This initiative is focused on developing a center of intercultural exchange through music, dance and art expressions of indigenous and non-indigenous people. With your donations, we will be able to build the actual structure in the village and participate in the safe-keeping of indigenous traditions. It is so important to protect ancestral cultures. For all of you that appreciate these rituals and sacred ceremonies, this is an opportunity to do the real work and fund tangible projects that have a real long-term impact locally.
•communal kitchen: 2,000 USD
•classrooms, workshops and art department: 4,000 USD
•house of traditional medicine: 1,000USD
•workshop traditional medicine: 1,500USD
•shower space and eco toilets: 1,000USD
*extra fees: 500USD
The indigenous families around Igarape Caucho were most affected by losing their freedom, identity and tradition during the invasion during the Amazon Rubber Boom from 1879 – 1912. Many of the cities in the Acre state of Brazil are a melting pot of different indigenous cultures as well as farmers and mestizo (non-indigenous people). Many indigenous youth leave their villages to study in the city and they become disconnected from their community and traditional cultures. This is because, many times, they lack a place to practice their language, music and dances. This initiative is focused on developing a center of intercultural exchange through music, dance and art expressions of indigenous and non-indigenous people near some larger urban areas of Acre where many indigenous youth spend part of their time.
For many of the indigenous communities native language, music, art and traditional practices are an important part of their culture.

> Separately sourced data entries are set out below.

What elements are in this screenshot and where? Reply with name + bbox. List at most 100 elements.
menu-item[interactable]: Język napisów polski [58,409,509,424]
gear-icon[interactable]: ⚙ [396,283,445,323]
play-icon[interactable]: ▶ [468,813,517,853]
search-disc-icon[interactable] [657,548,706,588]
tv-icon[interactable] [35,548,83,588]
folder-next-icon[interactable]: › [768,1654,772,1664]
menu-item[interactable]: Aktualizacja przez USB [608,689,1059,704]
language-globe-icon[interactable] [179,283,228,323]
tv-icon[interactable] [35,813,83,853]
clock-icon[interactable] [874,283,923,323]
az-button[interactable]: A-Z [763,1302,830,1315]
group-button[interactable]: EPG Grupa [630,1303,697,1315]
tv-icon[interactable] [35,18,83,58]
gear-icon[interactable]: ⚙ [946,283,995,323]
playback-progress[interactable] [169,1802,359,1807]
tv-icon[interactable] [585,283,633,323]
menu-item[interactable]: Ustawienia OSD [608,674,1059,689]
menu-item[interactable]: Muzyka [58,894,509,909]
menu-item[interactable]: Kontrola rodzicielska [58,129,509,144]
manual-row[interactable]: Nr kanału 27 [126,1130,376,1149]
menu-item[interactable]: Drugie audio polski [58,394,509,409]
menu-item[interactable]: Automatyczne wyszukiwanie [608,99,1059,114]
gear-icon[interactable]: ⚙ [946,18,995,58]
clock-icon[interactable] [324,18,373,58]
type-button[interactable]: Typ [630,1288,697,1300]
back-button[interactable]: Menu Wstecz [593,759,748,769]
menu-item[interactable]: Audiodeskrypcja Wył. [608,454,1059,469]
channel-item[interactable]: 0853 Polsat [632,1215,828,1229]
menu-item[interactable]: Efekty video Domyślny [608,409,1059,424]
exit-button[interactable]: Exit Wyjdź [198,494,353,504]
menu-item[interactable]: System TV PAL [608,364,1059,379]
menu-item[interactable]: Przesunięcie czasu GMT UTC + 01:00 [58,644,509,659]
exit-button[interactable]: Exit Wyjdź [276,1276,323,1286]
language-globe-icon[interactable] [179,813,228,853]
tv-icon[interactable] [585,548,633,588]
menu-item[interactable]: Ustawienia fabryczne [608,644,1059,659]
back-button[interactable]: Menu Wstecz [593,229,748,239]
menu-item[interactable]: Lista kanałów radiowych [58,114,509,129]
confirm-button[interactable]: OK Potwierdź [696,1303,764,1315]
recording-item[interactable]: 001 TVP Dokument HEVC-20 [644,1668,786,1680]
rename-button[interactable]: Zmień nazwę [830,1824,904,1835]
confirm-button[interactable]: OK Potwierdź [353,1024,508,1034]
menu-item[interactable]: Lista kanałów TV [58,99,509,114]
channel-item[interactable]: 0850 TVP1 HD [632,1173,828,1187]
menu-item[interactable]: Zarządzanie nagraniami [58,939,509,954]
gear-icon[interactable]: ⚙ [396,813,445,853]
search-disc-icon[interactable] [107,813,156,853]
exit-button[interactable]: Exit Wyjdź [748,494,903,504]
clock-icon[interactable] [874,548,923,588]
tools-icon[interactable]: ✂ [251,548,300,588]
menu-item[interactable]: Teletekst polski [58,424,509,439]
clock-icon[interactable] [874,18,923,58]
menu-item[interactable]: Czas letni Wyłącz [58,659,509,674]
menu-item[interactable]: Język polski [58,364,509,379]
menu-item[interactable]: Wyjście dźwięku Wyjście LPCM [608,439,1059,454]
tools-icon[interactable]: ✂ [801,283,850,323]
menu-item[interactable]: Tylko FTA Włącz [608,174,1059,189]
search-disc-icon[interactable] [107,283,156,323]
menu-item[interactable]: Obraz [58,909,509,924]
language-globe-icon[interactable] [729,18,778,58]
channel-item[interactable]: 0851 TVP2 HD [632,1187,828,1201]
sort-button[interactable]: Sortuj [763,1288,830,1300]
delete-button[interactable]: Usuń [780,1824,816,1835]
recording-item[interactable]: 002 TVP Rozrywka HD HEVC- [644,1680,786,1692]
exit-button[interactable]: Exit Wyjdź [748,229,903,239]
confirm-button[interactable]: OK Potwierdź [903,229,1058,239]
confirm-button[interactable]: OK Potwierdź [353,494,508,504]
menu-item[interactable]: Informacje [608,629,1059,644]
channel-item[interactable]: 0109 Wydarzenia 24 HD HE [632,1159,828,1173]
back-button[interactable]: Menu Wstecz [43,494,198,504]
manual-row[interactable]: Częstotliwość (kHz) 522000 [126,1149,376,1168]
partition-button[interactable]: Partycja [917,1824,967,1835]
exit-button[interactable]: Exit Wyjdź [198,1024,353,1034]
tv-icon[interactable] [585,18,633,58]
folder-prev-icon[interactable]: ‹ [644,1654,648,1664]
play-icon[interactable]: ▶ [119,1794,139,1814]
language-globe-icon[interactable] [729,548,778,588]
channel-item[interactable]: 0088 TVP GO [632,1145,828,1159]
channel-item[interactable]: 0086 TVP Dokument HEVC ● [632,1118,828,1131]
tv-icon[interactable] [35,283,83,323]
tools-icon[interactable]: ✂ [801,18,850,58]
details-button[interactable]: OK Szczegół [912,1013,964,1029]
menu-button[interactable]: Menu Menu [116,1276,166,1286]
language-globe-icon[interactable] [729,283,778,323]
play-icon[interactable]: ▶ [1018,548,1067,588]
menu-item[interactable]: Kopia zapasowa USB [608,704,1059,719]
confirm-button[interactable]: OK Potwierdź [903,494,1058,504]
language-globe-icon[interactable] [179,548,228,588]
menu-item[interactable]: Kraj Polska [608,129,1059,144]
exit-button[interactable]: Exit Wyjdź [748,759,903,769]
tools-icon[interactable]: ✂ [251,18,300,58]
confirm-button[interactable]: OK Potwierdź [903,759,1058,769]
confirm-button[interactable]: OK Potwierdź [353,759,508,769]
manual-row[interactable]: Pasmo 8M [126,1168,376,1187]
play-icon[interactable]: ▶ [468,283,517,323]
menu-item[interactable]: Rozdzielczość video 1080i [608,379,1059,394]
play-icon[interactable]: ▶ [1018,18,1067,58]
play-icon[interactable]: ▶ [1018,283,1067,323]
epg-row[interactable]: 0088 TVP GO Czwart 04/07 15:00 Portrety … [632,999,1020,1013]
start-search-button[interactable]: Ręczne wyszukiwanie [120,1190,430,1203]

The center will help them learn about and maintain their cultural values, language and spirituality. In spite of persecution and evangelization, many of these communities have managed to preserve their culture but they still struggle because of globalization and the effects of media and technology.
Today, the state of Acre has become an attraction to travelers and nature lovers from all over Brazil and the world. Many indigenous villages have opened to groups of visitors to come and stay in their villages and partake in different celebrations and ceremonies. This has encouraged youth to take pride in their culture and to be more interested in their traditions. Today we see interest from people all around the world in learning about ancestral cultures, both in Acre and outside, and this is a way to build bridges between ancestral traditions and modern society.